From the Editor James Garvey
Editorial
Like the philosophical equivalent of Madonna or Jack White, The Philosophers’ Magazine is not above a little reinvention every few years. We keep pace with the times, and as we are now on final approach to our twentieth year, shaking up the look of the magazine seems entirely appropriate. Many thanks to the remarkable efforts of Esther McManus, who has attempted to save us, as she put it, from “looking like an economics magazine”.

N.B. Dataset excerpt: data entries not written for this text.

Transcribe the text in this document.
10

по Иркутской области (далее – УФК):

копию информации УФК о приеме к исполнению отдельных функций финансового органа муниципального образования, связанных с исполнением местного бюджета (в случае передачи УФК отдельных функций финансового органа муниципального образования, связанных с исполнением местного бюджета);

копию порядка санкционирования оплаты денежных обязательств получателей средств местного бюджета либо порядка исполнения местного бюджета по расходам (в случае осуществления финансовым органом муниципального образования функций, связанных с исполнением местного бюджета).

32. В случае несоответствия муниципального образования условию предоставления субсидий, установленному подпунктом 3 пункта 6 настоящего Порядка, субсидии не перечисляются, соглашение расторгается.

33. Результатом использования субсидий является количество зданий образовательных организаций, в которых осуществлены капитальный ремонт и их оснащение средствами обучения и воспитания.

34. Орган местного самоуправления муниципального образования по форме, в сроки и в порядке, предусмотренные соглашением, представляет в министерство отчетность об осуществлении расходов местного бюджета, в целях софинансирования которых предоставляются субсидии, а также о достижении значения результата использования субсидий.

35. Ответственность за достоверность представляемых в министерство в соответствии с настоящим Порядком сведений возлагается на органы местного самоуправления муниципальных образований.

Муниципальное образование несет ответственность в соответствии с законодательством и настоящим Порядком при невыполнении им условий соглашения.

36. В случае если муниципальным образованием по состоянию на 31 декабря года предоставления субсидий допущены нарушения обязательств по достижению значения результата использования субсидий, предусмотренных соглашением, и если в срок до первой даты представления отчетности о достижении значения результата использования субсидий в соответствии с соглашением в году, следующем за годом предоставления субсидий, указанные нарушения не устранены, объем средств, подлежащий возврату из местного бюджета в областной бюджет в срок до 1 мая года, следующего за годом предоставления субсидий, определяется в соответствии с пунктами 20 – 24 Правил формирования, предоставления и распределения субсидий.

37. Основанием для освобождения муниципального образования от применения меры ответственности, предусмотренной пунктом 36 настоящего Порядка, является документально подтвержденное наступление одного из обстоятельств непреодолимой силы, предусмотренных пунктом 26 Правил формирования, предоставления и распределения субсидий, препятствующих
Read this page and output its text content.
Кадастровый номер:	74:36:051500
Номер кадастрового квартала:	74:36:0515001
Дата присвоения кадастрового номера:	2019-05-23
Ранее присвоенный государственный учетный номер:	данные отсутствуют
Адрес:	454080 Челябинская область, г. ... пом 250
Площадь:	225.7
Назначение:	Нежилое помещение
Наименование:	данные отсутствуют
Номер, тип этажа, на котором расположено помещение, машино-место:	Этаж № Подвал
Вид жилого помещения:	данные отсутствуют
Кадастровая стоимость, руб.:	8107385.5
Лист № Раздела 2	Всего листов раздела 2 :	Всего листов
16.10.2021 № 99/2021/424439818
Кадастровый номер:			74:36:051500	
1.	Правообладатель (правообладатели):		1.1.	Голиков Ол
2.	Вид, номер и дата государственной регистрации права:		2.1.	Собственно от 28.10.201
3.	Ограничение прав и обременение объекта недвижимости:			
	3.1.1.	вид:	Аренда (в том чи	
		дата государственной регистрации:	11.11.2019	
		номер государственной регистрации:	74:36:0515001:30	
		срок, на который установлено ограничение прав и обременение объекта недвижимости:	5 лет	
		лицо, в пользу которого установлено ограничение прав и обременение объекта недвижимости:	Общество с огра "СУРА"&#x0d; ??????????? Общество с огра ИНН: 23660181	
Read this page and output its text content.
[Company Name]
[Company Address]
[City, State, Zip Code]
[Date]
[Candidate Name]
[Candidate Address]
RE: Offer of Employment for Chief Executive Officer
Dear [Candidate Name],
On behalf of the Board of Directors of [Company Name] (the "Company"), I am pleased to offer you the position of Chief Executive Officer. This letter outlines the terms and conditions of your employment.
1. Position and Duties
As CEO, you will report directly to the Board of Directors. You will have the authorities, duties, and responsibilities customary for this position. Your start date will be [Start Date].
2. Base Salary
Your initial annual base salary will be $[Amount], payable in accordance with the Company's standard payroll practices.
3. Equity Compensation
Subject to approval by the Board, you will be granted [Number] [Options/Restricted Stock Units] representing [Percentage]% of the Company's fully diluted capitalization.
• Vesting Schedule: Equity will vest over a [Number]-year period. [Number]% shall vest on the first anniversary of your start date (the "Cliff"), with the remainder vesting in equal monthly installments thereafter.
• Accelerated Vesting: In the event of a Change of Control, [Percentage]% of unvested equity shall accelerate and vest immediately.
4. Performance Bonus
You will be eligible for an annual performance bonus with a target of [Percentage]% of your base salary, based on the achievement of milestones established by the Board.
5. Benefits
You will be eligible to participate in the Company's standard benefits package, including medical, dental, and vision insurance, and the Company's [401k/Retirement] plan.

The content will change too. We’re still aiming to publish the best, thought-provoking writing from the largest names in philosophy, but we’re going to hang looser when it comes to both format and content. We’ll try new things. Watch this space.
But we’ll always have a symposium in the middle of the magazine, and this issue is no exception. We’ve asked philosophers to take up the demands of morality, writing around the issues raised by Peter Singer in his famous paper “Famine, Affluence, and Morality”. In terms of real action on the philosophical ground, it would difficult to think of a more influential contemporary paper. Indeed, The Open Syllabus Project (opensyllabusproject. org) has collated one million syllabi from university and departmental websites and ranked the works that appear most often on them. Singer’s paper checks in at 30, beaten out by the likes of Descartes’ Meditations on First Philosophy and Plato’s Republic, but among living authors the article ranks first.
Part of the reason has to be that, like the problem of evil, you can get the argument up and running quickly, and the conclusion gets you where you live. Here it is in half a paragraph. Suffering from a lack of food, shelter and medical care is bad. If you can do something about suffering without sacrificing much, you ought to do it. If you saw a child drowning in a pond you ought to wade in and help, even if it means some small cost to you, like ruining your shoes. Right? Well, a lot of people, right now, are without food, shelter and medical care, and you could do something about it without sacrificing much, say giving the cost of a new pair of shoes to charity. The fact that the people in trouble are not right in front of you seems irrelevant. So you ought to do something, but what? That and more is the subject of this issue’s forum, introduced, I’m pleased to say, by Peter Singer himself.